Cadaveric spasm, also known as postmortem spasm, instantaneous rigor mortis, cataleptic rigidity, or instantaneous rigidity, is a rare form of muscular stiffening that occurs at the moment of death and persists into the period of rigor mortis. Cadaveric spasm can be distinguished from rigor mortis as the former is a stronger stiffening of the muscles that cannot be easily undone, while rigor mortis can. Unlike rigor mortis, cadaveric spasms are believed to be an ante-mortem phenomenon.

The cause is unknown but is usually associated with violent deaths under extreme physical circumstances with intense emotion, such as the circumstances associated with death via combustion.

==Manifestation==
Cadaveric spasm may affect all muscles in the body, but typically only groups, such as the forearms, or hands. Cadaveric spasm is seen in cases of drowning victims when grass, weeds, roots or other materials are clutched, and provides evidence of life at the time of entry into the water. Cadaveric spasm often crystallizes the last activity one did before death and is therefore significant in forensic investigations, e.g. holding onto a knife tightly.

==Physiological mechanism==
ATP is required to reuptake calcium into the sarcomere's sarcoplasmic reticulum (SR). When a muscle is relaxed, the myosin heads are returned to their "high energy" position, ready and waiting for a binding site on the actin filament to become available. Because there is no ATP available, previously released calcium ions cannot return to the SR. These leftover calcium ions move around inside the sarcomere and may eventually find their way to a binding site on the thin filament's regulatory protein. Since the myosin head is already ready to bind, no additional ATP expenditure is required and the sarcomere contracts.

When this process occurs on a larger scale, the stiffening associated with rigor mortis can occur. It mainly occurs during high ATP use. Sometimes, cadaveric spasms can be associated with erotic asphyxiation resulting in death.

== Controversy ==
Matthias Pfaffli and Dau Wyler, Professors of Legal Medicine at University of Bern, Switzerland, posed five requirements in order for a death to have been observed and classified as containing a cadaveric spasm:
1. The body part hypothesized as having undergone cadaveric spasm must be freestanding against the force of gravity
2. The deceased must be observed before the rigor mortis has developed
3. There must be adequate and continuous documentation of post mortem changes in respect to the lividity of the deceased
4. The scene of the death must be undisturbed before examination of the crime scene
5. No third party may be present at the death to ensure no manipulation of the body

Because of the improbability that all of these requirements may be examined in one subject, cadaveric spasms are unlikely to be consistently documented and therefore proved existent.

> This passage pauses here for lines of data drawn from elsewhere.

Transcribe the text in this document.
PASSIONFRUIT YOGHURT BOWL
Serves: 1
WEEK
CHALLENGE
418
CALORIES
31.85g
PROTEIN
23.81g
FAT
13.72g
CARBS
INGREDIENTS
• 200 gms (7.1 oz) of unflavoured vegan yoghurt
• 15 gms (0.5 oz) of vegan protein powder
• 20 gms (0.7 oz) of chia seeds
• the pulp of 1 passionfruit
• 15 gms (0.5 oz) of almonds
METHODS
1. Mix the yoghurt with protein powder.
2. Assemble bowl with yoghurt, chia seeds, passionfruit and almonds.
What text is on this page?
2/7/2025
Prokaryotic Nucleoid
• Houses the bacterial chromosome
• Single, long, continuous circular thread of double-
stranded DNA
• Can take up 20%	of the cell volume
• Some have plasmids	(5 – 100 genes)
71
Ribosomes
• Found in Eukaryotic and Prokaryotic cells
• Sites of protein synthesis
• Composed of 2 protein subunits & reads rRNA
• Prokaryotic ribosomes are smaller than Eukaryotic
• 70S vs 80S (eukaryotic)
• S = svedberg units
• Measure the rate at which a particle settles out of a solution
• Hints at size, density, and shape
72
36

Very little to no pathophysiological or scientific basis exists to support the validity of cadaveric spasms. Chemically, this phenomenon cannot be explained as being analogous to “true” rigor mortis. Therefore, a variety of other factors have been examined and explored in an effort to alternatively account for the cases of supposed instantaneous rigor mortis that have been reported. In a study reported in The International Journal of Legal Medicine, there was no consistent evidence of cadaveric spasms even in deaths of the same type. Out of 65 sharp-force suicides, only two victims still held their weapon post mortem. This low incidence rate suggests that genuine cadaveric spasm was not exhibited. Gravity may play a large factor in the trapping of limbs and other objects under the body at the time of death, and the subsequent observed placement of limbs after death. In fatalities related to cranial or neural injury, nerve damage in the brain may inhibit the ability to release a weapon from the hand. The flexion of agonist and antagonist muscles in conjunction may additionally contribute to the observed fixation of an object or weapon.